蘭希卻不疑有他,她很無所謂道:“他也想來!”
梁笛下意識去看謝承,發現蘭希說完后,謝承并沒有反駁。
難道是真的想參加?
不過這也不是不可能,據梁笛了解,謝承還是單身,或許也是想找對象了?畢竟這次聯誼據說對參加者是進行過篩選的。
這么一想,一切就都合理了,梁笛收拾了下表情,趕緊把謝承蘭希迎進了包廂,并為他們一一做了引薦。
好在今天聯誼人很多,因此聚會的氣氛并沒有驟然冷場,尤其是蘭希的加入,反倒讓聚會更熱鬧了起來,她長得太好看,好幾個男士都對她非常熱情,變著法子和她找共同話題。
人都是以貌取人的物種,蘭希這種完全不輸明星的長相,自然受異性追捧。
不過他們深入聊一聊就知道了,漂亮歸漂亮,但蘭希的腦回路異于常人,也不是正常人能消受的。
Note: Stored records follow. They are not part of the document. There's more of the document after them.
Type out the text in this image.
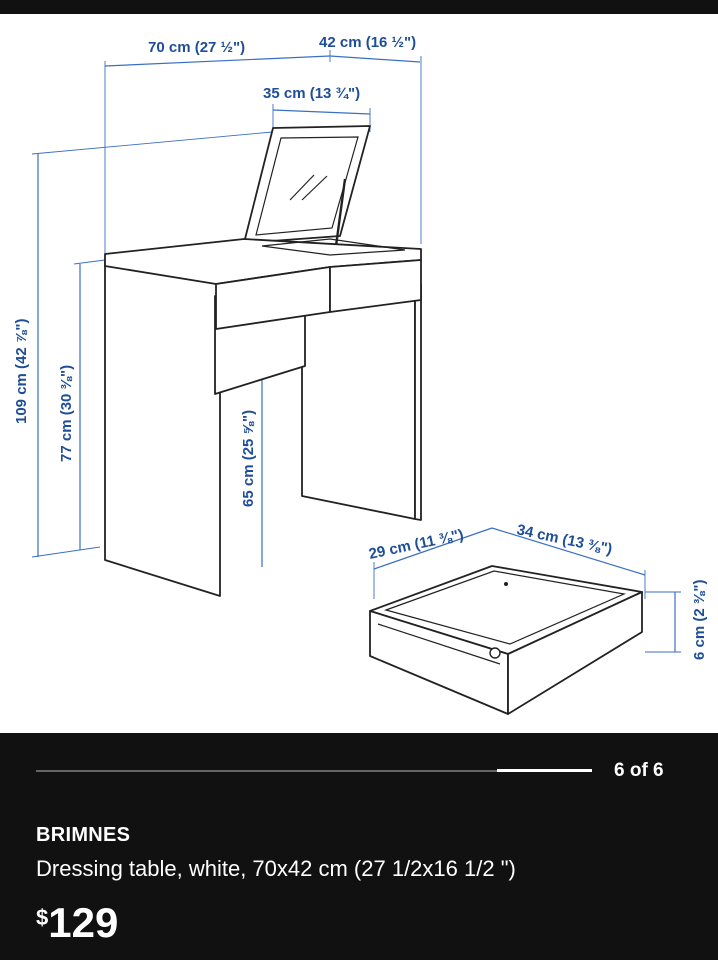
70 cm (27 ½")	42 cm (16 ½")
35 cm (13 ¾")
109 cm (42 ⅞") 77 cm (30 ⅜")	65 cm (25 ⅝")
29 cm (11 ⅜")	34 cm (13 ⅜")
6 cm (2 ⅜")
6 of 6
BRIMNES
Dressing table, white, 70x42 cm (27 1/2x16 1/2 ")
$129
謝承坐在一邊,對場內那些男士們圍著蘭希轉的情況簡直嗤之以鼻。
蘭希有什么好的?自己對她夠可以了,可如今,她就這么拋下身體狀態怪異的自己不管,自顧自吃喝玩樂,和男人們談笑風生了!這種小白眼狼!
謝承自然不想去湊這個熱鬧,然而他的腳卻是不受控制。
蘭希往哪里走,他剛坐下喝了口茶,就不自覺立刻站起來跟著她走起來。
“你的名字可真好聽,讓我想到蕙質蘭心……”
“對了,平時工作忙嗎?要不忙的話,晚上可以多出來聚聚,最近還有不錯的電影上映,我請你去看……”
……
謝承覺得自己簡直像個愛情保安,因為無法離開蘭希一米遠,他不得不近距離聽著這些獻殷勤的一幕幕。
只是他嫌人家肉麻,人家也嫌他礙眼。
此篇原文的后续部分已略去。